Operating Expense Increase
Operating expenses rose 5% to $247 million, driven by six new greenfield locations opened after last March, higher technology spending and inflationary pressures. Management noted that incentive compensation is being rebuilt, with about $15 million linked to low single-digit growth, which will temper expense leverage even as new sites ramp.
Pockets of Weaknesses and Market Headwinds
Not all markets participated in the growth, as Horizon net sales declined 2% and Florida sales slipped 1% amid irrigation softness and measured discretionary demand. Management reiterated that new pool unit construction is not expected to materially rebound in 2026, underscoring that maintenance, replacement and renovation activity will remain the primary growth drivers.

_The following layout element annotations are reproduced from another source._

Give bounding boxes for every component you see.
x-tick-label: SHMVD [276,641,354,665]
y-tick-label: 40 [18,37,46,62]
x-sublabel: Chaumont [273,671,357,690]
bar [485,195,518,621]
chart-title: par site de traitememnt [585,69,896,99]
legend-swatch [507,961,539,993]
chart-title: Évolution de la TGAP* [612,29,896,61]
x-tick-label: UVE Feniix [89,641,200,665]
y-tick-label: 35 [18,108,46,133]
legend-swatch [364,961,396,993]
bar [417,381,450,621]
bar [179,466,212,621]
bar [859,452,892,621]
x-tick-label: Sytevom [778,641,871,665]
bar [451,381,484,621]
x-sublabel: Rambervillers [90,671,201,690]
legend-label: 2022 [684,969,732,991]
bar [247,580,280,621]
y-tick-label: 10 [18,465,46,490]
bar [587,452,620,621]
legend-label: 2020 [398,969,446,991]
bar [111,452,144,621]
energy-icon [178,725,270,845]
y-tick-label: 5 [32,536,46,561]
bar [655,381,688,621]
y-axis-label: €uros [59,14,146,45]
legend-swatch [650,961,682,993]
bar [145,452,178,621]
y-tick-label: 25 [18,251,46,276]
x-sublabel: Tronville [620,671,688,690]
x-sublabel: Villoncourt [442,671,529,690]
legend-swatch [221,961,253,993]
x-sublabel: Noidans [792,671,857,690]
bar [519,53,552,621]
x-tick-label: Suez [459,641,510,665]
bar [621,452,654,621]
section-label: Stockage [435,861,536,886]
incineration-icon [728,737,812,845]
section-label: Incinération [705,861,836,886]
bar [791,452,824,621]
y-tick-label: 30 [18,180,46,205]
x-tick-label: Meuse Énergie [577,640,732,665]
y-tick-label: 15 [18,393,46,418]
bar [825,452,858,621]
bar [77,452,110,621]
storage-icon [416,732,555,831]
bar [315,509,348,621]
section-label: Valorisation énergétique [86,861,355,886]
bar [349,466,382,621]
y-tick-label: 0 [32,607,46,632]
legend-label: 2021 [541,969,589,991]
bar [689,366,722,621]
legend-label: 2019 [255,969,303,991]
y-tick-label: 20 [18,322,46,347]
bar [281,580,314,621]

Cash from Operations Slightly Lower
Net cash provided by operations was $25.7 million versus $27.2 million a year ago, a modest decline tied mainly to heavier inventory purchases ahead of the season. While the cash flow impact reflects timing and working capital needs, investors will watch how quickly these inventories convert to sales and cash as peak demand arrives.
ASU Benefit Reduced vs. Prior Year
The ASU-related tax benefit in the quarter was $0.02 per share, down from $0.10 in the prior year, reducing the accounting tailwind to reported EPS. Management does not anticipate additional ASU benefits beyond this amount for the year, making ongoing earnings growth more dependent on operating performance rather than tax adjustments.
Guidance and Outlook Reaffirmed
Pool Corp reaffirmed its 2026 diluted EPS guidance of $10.87 to $11.17, including the $0.02 ASU benefit recognized in the first quarter, implying roughly 2% to 3% earnings growth at the midpoint. The company continues to expect low single-digit same-selling-day revenue growth, a 1% to 2% pricing lift, gross margins broadly in line with 2025 and moderating expense growth as new locations mature and digital initiatives scale.
Pool Corp’s latest call paints a picture of a company balancing steady growth and investment with disciplined financial management in a measured demand environment. With EPS rising, guidance intact and digital and private label strategies gaining traction, the story remains one of cautious optimism, albeit with investors needing to monitor margin trends, inventory levels and the trajectory of discretionary pool spending.